Other than using W-8 instead of W-1,
A two-component electrostatic toner was prepared in the same manner as in Example 1, and the fixability of the fixed image, the blocking resistance of the toner, the offset phenomenon, the disorder of the image, and the contamination of the surface of the photoconductor / heating roller were evaluated. did. Table 2 shows the results.

[0060]

[0061]

[0062]

The heat-fixing type electrophotographic developer of the present invention comprises:
It is suitable as a main component of electrostatic toner because it has excellent releasability during heat fixing and blocking resistance, has no offset phenomenon, and does not contaminate carriers, photoconductors, heating rollers and the like. .

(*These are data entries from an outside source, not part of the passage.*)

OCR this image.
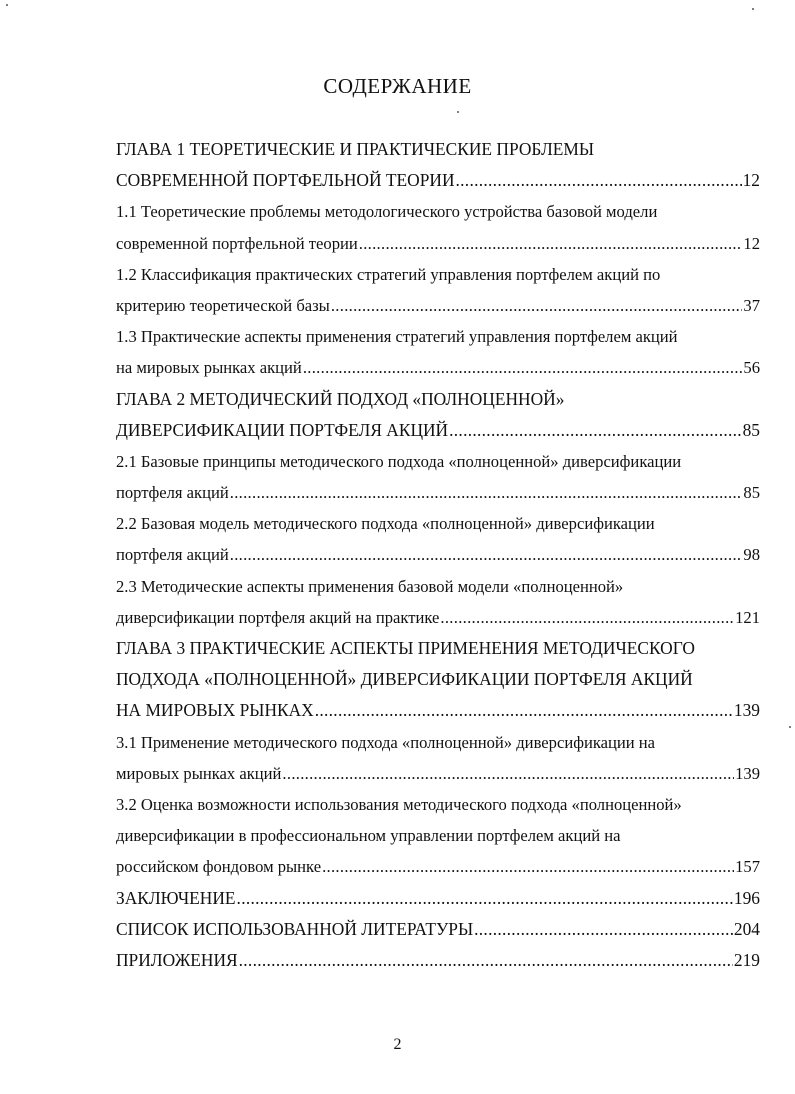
СОДЕРЖАНИЕ
ГЛАВА 1 ТЕОРЕТИЧЕСКИЕ И ПРАКТИЧЕСКИЕ ПРОБЛЕМЫ
СОВРЕМЕННОЙ ПОРТФЕЛЬНОЙ ТЕОРИИ .....	12
1.1 Теоретические проблемы методологического устройства базовой модели
современной портфельной теории .....	12
1.2 Классификация практических стратегий управления портфелем акций по
критерию теоретической базы .....	37
1.3 Практические аспекты применения стратегий управления портфелем акций
на мировых рынках акций .....	56
ГЛАВА 2 МЕТОДИЧЕСКИЙ ПОДХОД «ПОЛНОЦЕННОЙ»
ДИВЕРСИФИКАЦИИ ПОРТФЕЛЯ АКЦИЙ .....	85
2.1 Базовые принципы методического подхода «полноценной» диверсификации
портфеля акций .....	85
2.2 Базовая модель методического подхода «полноценной» диверсификации
портфеля акций .....	98
2.3 Методические аспекты применения базовой модели «полноценной»
диверсификации портфеля акций на практике .....	121
ГЛАВА 3 ПРАКТИЧЕСКИЕ АСПЕКТЫ ПРИМЕНЕНИЯ МЕТОДИЧЕСКОГО
ПОДХОДА «ПОЛНОЦЕННОЙ» ДИВЕРСИФИКАЦИИ ПОРТФЕЛЯ АКЦИЙ
НА МИРОВЫХ РЫНКАХ .....	139
3.1 Применение методического подхода «полноценной» диверсификации на
мировых рынках акций .....	139
3.2 Оценка возможности использования методического подхода «полноценной»
диверсификации в профессиональном управлении портфелем акций на
российском фондовом рынке .....	157
ЗАКЛЮЧЕНИЕ .....	196
СПИСОК ИСПОЛЬЗОВАННОЙ ЛИТЕРАТУРЫ .....	204
ПРИЛОЖЕНИЯ .....	219
2
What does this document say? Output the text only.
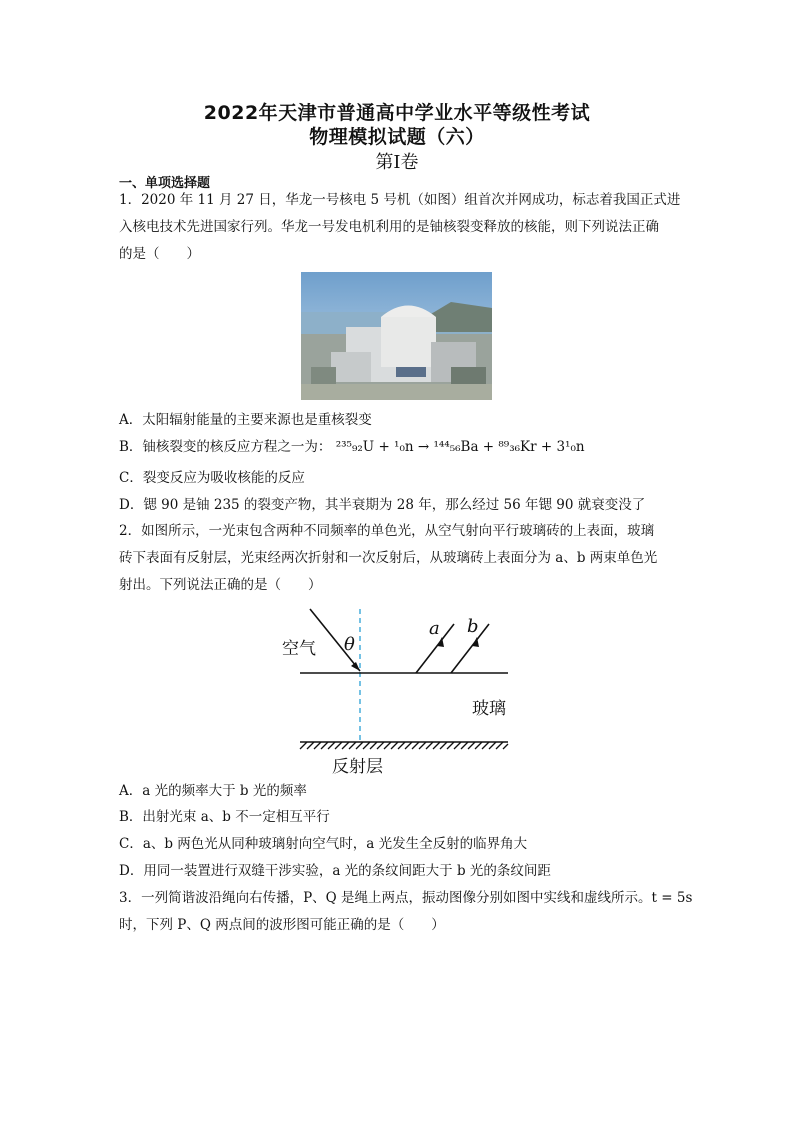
2022年天津市普通高中学业水平等级性考试
物理模拟试题（六）
第Ⅰ卷
一、单项选择题
1．2020 年 11 月 27 日，华龙一号核电 5 号机（如图）组首次并网成功，标志着我国正式进
入核电技术先进国家行列。华龙一号发电机利用的是铀核裂变释放的核能，则下列说法正确
的是（　　）
A．太阳辐射能量的主要来源也是重核裂变
B．铀核裂变的核反应方程之一为： ²³⁵₉₂U + ¹₀n → ¹⁴⁴₅₆Ba + ⁸⁹₃₆Kr + 3¹₀n
C．裂变反应为吸收核能的反应
D．锶 90 是铀 235 的裂变产物，其半衰期为 28 年，那么经过 56 年锶 90 就衰变没了
2．如图所示，一光束包含两种不同频率的单色光，从空气射向平行玻璃砖的上表面，玻璃
砖下表面有反射层，光束经两次折射和一次反射后，从玻璃砖上表面分为 a、b 两束单色光
射出。下列说法正确的是（　　）
空气 θ
a b
玻璃
反射层
A．a 光的频率大于 b 光的频率
B．出射光束 a、b 不一定相互平行
C．a、b 两色光从同种玻璃射向空气时，a 光发生全反射的临界角大
D．用同一装置进行双缝干涉实验，a 光的条纹间距大于 b 光的条纹间距
3．一列简谐波沿绳向右传播，P、Q 是绳上两点，振动图像分别如图中实线和虚线所示。t = 5s
时，下列 P、Q 两点间的波形图可能正确的是（　　）
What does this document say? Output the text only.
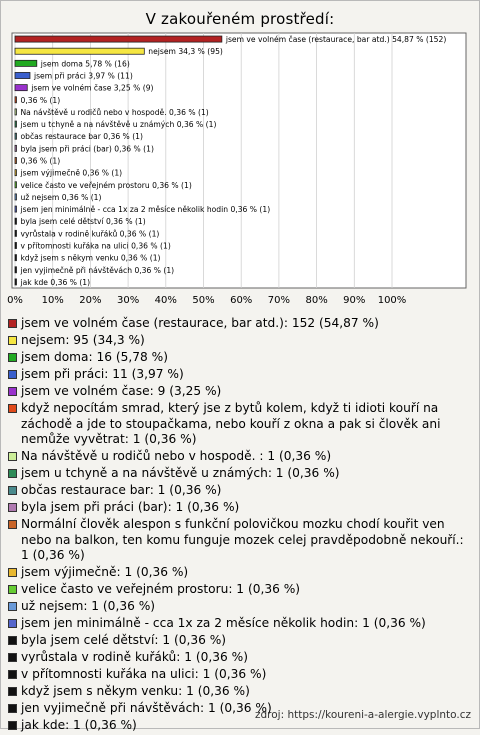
V zakouřeném prostředí:
0% 10% 20% 30% 40% 50% 60% 70% 80% 90% 100%
jsem ve volném čase (restaurace, bar atd.) 54,87 % (152)
nejsem 34,3 % (95)
jsem doma 5,78 % (16)
jsem při práci 3,97 % (11)
jsem ve volném čase 3,25 % (9)
0,36 % (1)
Na návštěvě u rodičů nebo v hospodě. 0,36 % (1)
jsem u tchyně a na návštěvě u známých 0,36 % (1)
občas restaurace bar 0,36 % (1)
byla jsem při práci (bar) 0,36 % (1)
0,36 % (1)
jsem výjimečně 0,36 % (1)
velice často ve veřejném prostoru 0,36 % (1)
už nejsem 0,36 % (1)
jsem jen minimálně - cca 1x za 2 měsíce několik hodin 0,36 % (1)
byla jsem celé dětství 0,36 % (1)
vyrůstala v rodině kuřáků 0,36 % (1)
v přítomnosti kuřáka na ulici 0,36 % (1)
když jsem s někym venku 0,36 % (1)
jen vyjimečně při návštěvách 0,36 % (1)
jak kde 0,36 % (1)
jsem ve volném čase (restaurace, bar atd.): 152 (54,87 %)
nejsem: 95 (34,3 %)
jsem doma: 16 (5,78 %)
jsem při práci: 11 (3,97 %)
jsem ve volném čase: 9 (3,25 %)
když nepocítám smrad, který jse z bytů kolem, když ti idioti kouří na záchodě a jde to stoupačkama, nebo kouří z okna a pak si člověk ani nemůže vyvětrat: 1 (0,36 %)
Na návštěvě u rodičů nebo v hospodě. : 1 (0,36 %)
jsem u tchyně a na návštěvě u známých: 1 (0,36 %)
občas restaurace bar: 1 (0,36 %)
byla jsem při práci (bar): 1 (0,36 %)
Normální člověk alespon s funkční polovičkou mozku chodí kouřit ven nebo na balkon, ten komu funguje mozek celej pravděpodobně nekouří.: 1 (0,36 %)
jsem výjimečně: 1 (0,36 %)
velice často ve veřejném prostoru: 1 (0,36 %)
už nejsem: 1 (0,36 %)
jsem jen minimálně - cca 1x za 2 měsíce několik hodin: 1 (0,36 %)
byla jsem celé dětství: 1 (0,36 %)
vyrůstala v rodině kuřáků: 1 (0,36 %)
v přítomnosti kuřáka na ulici: 1 (0,36 %)
když jsem s někym venku: 1 (0,36 %)
jen vyjimečně při návštěvách: 1 (0,36 %)
jak kde: 1 (0,36 %)
zdroj: https://koureni-a-alergie.vyplnto.cz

Front page continued (72) Inventor Seiji Ota 6-12 Waki, Waki-cho, Kuga-gun, Yamaguchi Mitsui Petrochemical Co., Ltd.

Claims (4)

[Claims] 1. The main structural unit of the molecular skeleton is propylene or 1-butene, and the acid value is 0.1 to 6 mg-KOH.
/ G and number average molecular weight (Mn) is 1000 to 2000
A heat-fixing type electrophotographic developer containing 0, an oxidation-modified polyolefin wax (A), a binder (B) and a colorant (C). 2. The heat-fixing type electrophotographic developer according to claim 1, wherein the oxidation-modified polyolefin wax (A) has propylene as a main constituent unit of a molecular skeleton. 3. The heat-fixing electrophotography according to claim 1, wherein the oxidation-modified polyolefin wax (A) is polypropylene oxide containing 90 mol% or more of propylene units and has a softening point of 70 to 150 ° C. Developer material. 4. The heat fixing according to claim 1, wherein the oxidation-modified polyolefin wax (A) is polypropylene oxide containing 90 mol% or more of propylene units and has a softening point of 80 to 145 ° C. Type electrophotographic developer.